L’Europe a perdu la première manche de l’automobile face à la Chine
Selon EY, les exportations de voitures et de composants de l’UE vers la Chine ont chuté de 34 % en 2025, à 16 milliards d’euros. Dans le même temps, les importations en provenance de Chine ont progressé de 8 %, à 22 milliards d’euros. En quelques années, un excédent de plusieurs milliards d’euros s’est transformé en déficit. Le signal envoyé par ce renversement est clair : les constructeurs européens perdent leur pouvoir de fixation des prix en Chine, tandis que les groupes chinois renforcent leur rôle dans la chaîne de valeur européenne.
Le choc est particulièrement visible en Allemagne, longtemps principal moteur des exportations de l’industrie automobile européenne. Les exportations allemandes de véhicules et de pièces vers la Chine avaient atteint près de 30 milliards d’euros en 2022, avant de retomber à 13,6 milliards d’euros en 2025. Dans l’autre sens, les flux ont progressé au même moment, avec des importations de voitures chinoises en Allemagne montées à 7,4 milliards d’euros. L’étude de l’IW citée par Reuters et les données d’EY vont dans le même sens. L’ancien avantage allemand en Chine s’érode plus vite que les marques premium européennes ne semblaient prêtes à l’admettre il y a encore quelques années.

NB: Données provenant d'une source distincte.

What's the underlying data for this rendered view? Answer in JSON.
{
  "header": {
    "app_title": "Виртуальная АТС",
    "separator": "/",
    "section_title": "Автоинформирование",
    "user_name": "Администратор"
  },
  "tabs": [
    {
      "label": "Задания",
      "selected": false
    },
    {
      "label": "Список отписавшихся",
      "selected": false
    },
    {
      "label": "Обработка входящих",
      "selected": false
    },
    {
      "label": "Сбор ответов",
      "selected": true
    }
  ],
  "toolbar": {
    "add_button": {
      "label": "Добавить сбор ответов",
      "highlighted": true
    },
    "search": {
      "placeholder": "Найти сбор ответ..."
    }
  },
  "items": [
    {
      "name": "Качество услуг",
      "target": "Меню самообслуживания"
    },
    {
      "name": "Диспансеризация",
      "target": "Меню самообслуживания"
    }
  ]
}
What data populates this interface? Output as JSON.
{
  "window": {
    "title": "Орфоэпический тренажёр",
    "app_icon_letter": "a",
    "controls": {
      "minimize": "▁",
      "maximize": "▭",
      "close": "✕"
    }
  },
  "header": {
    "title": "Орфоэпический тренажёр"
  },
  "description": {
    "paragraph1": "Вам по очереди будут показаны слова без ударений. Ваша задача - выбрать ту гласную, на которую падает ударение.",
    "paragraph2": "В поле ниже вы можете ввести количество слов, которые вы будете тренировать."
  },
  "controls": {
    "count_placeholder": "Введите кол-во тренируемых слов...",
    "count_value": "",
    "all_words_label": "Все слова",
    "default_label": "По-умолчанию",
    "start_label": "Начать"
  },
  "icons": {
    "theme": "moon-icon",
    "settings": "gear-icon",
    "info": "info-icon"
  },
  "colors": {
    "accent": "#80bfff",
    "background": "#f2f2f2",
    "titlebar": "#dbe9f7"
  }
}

Il ne s’agit pas seulement d’une histoire de statistiques commerciales. En 2025, le marché automobile européen s’est montré bien plus réceptif aux marques chinoises. Des données d’Inovev, citées par Reuters, montrent que les constructeurs chinois ont doublé leur part de marché en Europe, à 6 %. Au Royaume-Uni, ils sont montés à environ 11 %. En Espagne et en Italie, ils ont atteint près de 9 %. L’Allemagne et la France résistent encore davantage, mais la combinaison de prix plus bas, d’une gamme plus large et d’une adaptation plus rapide donne aux marques chinoises un avantage précisément dans les segments où les constructeurs européens comptaient autrefois sur la valeur de leur blason.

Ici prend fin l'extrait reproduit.